Tupolev TU-22/TU-22M
by Yefim Gordon & Sergey Komissarov
“. . . in the early days the Tu-22 was loaded with so many operational limits that pilots carried 96-sheet office books for recording them (and instructions on what to do if something failed)!”
One must pity those readers who may have failed to notice this book simply because the subject matter didn’t jive with their interests. Any aviation enthusiast and particularly any flyer would get a lot out of this book—just ponder the quote above.
Beautiful as it looked, especially in flight, this complicated aircraft demanded so much of its pilots that its loss rate was abnormally high. Imagine at supersonic speed applying right rudder and the aircraft rolls—left! Above Mach 1.4, a wing may drop to one side and the only way to maintain level flight is by aileron input. Coming in for a landing at the normal approach speed of 320 km/h (60 km/h faster than anything else!) you ease up on the throttle—and the nose pitches up so much you don’t see the runway any longer. A long, long list of peculiar flight behaviors and also service complications gave this machine a bad rep that only got worse in the telling.
This book sorts all that and much more out. From cockpit glazing to politburo shenanigans, you’ll get a very detailed, balanced, engagingly presented and supremely well illustrated account. Even if you’re already deep into the Blinder and Backfire literature you’ll be reading this book several times before all the nuanced new bits are internalized—which will make you curse even more that the book has no Index!
If you’ve been around Soviet/Russian aviation history you know that it seems as if every “Wings of the Red Star” video was narrated by Peter Ustinov—and nowadays every decent book on the subject is written by Yefim Gordon and his various collaborators. The ones in this publisher’s “Famous Russian Aircraft” series alone number eleven; they’re at the higher end of the price spectrum—but they’re worth it!
Gordon (b. 1950) has been at it for 40 years or more and nowadays is Executive Director of the Moscow-based aviation publishing house Polygon Press. He owns and/or has access to one of the world’s largest archives and as a widely published professional aviation writer he obviously has a commanding grasp of the existing literature. It is certainly true of this particular Tu-22 book that it contains more than any other on this already well-covered aircraft.

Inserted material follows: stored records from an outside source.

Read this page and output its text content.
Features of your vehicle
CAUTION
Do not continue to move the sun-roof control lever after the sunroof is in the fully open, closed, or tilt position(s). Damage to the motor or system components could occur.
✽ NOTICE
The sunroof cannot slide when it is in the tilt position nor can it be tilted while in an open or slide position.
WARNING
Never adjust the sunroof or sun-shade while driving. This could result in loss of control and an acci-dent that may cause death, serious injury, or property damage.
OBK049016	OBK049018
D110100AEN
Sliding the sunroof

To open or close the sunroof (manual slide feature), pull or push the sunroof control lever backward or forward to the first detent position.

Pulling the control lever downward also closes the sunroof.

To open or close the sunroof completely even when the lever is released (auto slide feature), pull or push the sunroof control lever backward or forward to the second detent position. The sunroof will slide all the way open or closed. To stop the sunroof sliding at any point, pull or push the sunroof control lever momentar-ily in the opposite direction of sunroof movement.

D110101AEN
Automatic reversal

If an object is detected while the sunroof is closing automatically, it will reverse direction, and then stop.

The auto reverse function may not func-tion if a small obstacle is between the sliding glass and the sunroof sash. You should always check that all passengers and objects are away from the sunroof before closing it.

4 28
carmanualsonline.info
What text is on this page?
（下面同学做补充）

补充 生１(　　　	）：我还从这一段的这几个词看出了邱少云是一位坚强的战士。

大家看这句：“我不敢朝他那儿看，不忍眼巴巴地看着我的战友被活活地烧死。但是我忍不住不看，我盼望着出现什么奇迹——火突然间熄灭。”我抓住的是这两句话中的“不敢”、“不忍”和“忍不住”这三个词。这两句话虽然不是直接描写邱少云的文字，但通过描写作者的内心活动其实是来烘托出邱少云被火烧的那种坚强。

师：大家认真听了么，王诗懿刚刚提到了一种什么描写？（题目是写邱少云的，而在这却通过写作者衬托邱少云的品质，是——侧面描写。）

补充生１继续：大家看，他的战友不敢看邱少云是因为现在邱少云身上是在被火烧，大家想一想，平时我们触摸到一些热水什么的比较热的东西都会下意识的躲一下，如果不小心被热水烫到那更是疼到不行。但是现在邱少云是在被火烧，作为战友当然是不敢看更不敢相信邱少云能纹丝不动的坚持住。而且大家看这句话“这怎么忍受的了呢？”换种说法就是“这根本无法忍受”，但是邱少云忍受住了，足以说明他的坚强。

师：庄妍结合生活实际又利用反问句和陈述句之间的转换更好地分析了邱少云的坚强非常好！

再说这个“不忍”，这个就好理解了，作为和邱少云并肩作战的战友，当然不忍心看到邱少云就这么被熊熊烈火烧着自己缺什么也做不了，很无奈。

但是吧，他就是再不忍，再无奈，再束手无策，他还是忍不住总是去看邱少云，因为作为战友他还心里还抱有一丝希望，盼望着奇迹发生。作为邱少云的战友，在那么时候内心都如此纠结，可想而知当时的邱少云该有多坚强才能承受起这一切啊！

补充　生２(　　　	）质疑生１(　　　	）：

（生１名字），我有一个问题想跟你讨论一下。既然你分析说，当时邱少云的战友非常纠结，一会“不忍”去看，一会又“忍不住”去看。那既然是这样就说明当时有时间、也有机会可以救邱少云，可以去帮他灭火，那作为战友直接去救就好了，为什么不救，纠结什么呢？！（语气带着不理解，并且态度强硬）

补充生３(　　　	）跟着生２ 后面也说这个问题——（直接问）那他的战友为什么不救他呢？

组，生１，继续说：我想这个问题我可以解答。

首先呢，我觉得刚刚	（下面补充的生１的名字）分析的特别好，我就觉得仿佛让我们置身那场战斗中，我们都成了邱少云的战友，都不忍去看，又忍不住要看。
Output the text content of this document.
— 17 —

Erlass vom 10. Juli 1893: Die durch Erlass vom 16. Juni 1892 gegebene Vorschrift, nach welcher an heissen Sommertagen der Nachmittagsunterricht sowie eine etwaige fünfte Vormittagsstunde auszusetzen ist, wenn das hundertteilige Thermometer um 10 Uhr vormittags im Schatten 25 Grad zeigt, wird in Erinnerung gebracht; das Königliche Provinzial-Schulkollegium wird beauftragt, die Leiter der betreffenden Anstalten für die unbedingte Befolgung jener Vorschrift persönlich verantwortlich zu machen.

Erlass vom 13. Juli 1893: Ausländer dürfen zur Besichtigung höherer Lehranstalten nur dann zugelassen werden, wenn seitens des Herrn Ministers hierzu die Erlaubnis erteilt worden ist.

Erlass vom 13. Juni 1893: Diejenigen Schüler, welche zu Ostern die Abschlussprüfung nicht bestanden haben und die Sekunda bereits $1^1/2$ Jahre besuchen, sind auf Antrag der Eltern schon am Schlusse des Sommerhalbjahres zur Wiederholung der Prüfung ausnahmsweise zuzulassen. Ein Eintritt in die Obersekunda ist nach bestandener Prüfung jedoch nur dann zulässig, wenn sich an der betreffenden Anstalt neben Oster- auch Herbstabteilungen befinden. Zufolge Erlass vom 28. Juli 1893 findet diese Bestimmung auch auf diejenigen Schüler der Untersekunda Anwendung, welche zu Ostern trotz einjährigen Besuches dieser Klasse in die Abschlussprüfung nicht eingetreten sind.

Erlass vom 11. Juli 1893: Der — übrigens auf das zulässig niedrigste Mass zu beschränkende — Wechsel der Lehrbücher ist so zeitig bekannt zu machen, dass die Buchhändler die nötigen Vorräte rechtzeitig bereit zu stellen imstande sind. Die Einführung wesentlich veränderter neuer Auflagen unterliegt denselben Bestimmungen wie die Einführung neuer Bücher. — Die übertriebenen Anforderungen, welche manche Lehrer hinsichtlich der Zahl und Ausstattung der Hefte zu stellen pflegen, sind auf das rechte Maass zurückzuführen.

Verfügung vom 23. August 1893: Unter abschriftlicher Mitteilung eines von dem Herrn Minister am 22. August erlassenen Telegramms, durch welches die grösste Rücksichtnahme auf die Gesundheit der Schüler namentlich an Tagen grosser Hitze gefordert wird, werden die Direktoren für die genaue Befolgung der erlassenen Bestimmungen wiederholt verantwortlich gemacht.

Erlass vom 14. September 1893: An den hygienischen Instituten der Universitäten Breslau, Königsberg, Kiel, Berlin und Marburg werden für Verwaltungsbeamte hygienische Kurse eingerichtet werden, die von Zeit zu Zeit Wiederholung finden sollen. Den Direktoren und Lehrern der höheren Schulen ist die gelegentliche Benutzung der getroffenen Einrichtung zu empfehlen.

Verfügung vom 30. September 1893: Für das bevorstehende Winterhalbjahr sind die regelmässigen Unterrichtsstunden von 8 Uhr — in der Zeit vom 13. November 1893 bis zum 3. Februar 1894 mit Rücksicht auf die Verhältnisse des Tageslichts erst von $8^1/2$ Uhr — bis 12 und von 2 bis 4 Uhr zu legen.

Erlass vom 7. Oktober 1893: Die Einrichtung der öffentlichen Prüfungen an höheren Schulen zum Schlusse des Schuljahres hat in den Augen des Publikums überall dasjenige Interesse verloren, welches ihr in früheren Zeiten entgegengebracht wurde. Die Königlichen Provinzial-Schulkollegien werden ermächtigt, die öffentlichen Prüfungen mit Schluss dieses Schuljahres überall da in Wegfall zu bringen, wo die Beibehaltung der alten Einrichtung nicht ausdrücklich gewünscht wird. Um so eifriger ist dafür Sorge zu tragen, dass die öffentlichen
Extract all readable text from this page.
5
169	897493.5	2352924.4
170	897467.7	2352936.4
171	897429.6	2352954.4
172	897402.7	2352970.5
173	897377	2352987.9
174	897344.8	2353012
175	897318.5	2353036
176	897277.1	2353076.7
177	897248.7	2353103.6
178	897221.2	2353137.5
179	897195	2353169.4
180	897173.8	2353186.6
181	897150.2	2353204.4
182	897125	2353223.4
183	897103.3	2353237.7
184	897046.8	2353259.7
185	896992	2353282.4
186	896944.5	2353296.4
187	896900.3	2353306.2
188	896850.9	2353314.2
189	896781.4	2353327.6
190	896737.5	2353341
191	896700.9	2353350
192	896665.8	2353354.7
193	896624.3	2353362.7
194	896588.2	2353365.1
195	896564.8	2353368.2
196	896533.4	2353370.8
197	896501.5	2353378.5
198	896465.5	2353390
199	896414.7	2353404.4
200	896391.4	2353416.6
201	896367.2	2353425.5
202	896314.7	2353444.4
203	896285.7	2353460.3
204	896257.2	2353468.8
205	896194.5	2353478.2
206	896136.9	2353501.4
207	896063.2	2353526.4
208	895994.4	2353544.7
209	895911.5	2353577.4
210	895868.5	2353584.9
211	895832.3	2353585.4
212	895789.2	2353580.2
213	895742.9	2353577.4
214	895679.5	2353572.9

The book could easily have been two separate volumes on two separate aircraft. Other than being designed by Tupolev (the “patriarch of Soviet heavy aircraft design”) and for similar roles there is no direct connection between the two although there is, of course, Tupolev’s evolutionary approach to aircraft design in evidence (“If an aircraft is 70% new it is a guaranteed flop!”). The reason they are bundled here is because Gordon had applied that approach once before, in 1999, in the meager 96-page softcover Tupolev Tu-22 Blinder, Tu-22M Backfire: Russia’s Long Range Supersonic Bombers (with Vladimir Rigmant, ISBN 978-1857800654). While the new book is in every regard more, the line art in the earlier one is actually better (the Tu-22 illos are from the old book and the Tu-22M ones new).
The story of these two aircraft along with that of its contemporaries and predecessors must be read against the backdrop of the global strategic picture in the 1960s, particularly the emergence of ballistic missiles. Highly specialized books like this are not bought by casual readers so it is a point of praise not criticism to say that the book is brimming with data, not just performance data but type and variant numbering including corresponding NATO names/numbers, all sorts of abbreviations, and also lots of Russian nomenclature (all explained and even with pronunciation aids).
Noteworthy are the many quotes, photo captions of exemplary detail, and the inclusion of technical drawings and diagrams as well as b/w sideviews and color profiles (also some nose art, rare on Soviet military planes). Folks who collect factory-made aircraft models (mock-ups, design studies, promo models etc.) will hyperventilate over the many photos of such goodies that for all practical reasons might be made of Unobtainium.
If you read the book sequentially you’ll find that tables of specs and the like are placed in just the right spots to work with the narrative—but as there is no Index and the Table of Contents lists nothing but chapter titles that are more about being cute than precise (“The Tu-22 That Wasn’t . . . Or ‘M’ Is For Misinformation”) you’ll be struggling to find a specific data set later unless you flag it as you go along. No biggie but not helpful to the power user.
If you have any of the earlier Tu-22 books you can retire all but the Burdin/Dawes tome; it has lost none of its utility (but is much more Spartan on the illustrative side) and, in fact, Gordon credits Burdin with having “provided valuable materials.”